Civic Center

The Peru Civic Center, seen here on Oct. 7, is facing changes as Peru city officials look to form a committee to put together a new operating plan for the popular event space.

Plans to revamp operations of Peru’s Civic Center riled residents during Monday night’s City Council meeting, but officials promise they are going to work toward a solution that keeps everyone happy.

“This is not death,” Council member Kathleen Plothow said at the end of a lengthy discussion about the center during a reading of the proposed city budget. “The Civic Center is not closing. We can bring somebody back, right now it is not in the budget.”

Questions about the center, a historic home used for catered events run by an on-site director on East Riverside Drive, arose after officials removed the salary for Jayme Arthur, the center’s director, from the proposed budget for 2021.

In a letter, posted to the Mayor’s Facebook earlier that same day and read at the meeting, Hewitt said the move to eliminate the director’s position was a difficult decision, but he had no intention of shuttering the Civic Center.

“I am planning on reconstructing how it is operated,” the letter said. “Being the Mayor of Peru I must first be mindful of how the taxpayer’s money is spent.”

The topic brought numerous members of the public to Council Chambers on Monday, with some lingering in the lobby and others speaking in support of the center and keeping it open.

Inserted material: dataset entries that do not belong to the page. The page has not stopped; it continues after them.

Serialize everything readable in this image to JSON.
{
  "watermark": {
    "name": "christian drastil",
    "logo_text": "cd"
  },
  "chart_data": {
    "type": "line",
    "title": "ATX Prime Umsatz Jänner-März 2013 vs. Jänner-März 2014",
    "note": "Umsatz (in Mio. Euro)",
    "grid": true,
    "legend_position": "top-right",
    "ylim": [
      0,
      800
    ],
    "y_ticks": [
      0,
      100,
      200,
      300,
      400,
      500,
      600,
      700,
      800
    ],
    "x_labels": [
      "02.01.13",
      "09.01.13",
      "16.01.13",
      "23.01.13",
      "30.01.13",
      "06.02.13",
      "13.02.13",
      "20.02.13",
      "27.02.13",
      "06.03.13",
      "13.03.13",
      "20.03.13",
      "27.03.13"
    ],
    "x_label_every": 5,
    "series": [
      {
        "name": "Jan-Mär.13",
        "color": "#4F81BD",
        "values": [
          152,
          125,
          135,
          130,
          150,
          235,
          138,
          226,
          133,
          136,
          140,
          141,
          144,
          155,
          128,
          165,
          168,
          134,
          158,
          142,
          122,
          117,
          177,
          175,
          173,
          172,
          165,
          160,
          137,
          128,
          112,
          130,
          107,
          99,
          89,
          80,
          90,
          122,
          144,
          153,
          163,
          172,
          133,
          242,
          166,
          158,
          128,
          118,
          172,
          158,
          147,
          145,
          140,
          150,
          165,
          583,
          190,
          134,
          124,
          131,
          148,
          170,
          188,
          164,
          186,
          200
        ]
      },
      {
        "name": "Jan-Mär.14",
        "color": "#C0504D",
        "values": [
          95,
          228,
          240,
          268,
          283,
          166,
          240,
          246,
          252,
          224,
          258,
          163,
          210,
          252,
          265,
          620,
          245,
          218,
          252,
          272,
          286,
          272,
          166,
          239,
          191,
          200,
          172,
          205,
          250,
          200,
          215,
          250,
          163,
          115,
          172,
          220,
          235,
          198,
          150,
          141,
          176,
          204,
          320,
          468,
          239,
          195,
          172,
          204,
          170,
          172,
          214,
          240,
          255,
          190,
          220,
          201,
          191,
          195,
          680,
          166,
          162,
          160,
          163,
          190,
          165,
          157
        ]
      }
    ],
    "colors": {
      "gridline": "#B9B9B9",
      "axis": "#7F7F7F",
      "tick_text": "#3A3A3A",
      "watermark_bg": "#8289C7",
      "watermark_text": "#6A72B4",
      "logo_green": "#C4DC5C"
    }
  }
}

What Hewitt said in the letter, the meeting and in a follow-up interview with the Tribune is that he was interested in moving toward having the center run by an “event coordinator” rather than an on-site director.

The reason, he explained, is purely financial.

According to those who spoke at the meeting, the director’s deal to operate the center included a roughly $17,000 salary plus benefits. In addition, she kept 95 percent of revenue that came in from food sales and lived in the center’s living quarters rent free with utilities paid.

Cash outlay, officials agreed, was in excess of $35,000 and over the last few years, the city saw between $4,000 and $5,000 come back from food sales.

Hewitt said that wasn’t acceptable and that he would prefer hiring a coordinator who still got some percentage or a commission on the events held at the center but whose deal was not causing it to operate at a loss.

“I want it to at least break even,” he said at one point in the discussion.

Council member Betsy Edwards-Wolfe said she was concerned that the decision to change operations was only made public through the deletion of a budget line item and not discussed with the community at large.

“There doesn’t seem like there is much of a plan,” she said.

Council member Steve Anderson suggested there were plenty of questions remaining about how much the event coordinator plan would save. Without a designated on-site person, keeping up the property and cleaning after events, the city would have to pay for those services.

The discussion ended with a loose agreement to form a committee to seek a resolution and keep the center, now in its 75th year, in operation.

Hewitt told the Tribune on Thursday he supported those efforts.

“I am working with the council, we are getting the committee up,” he said.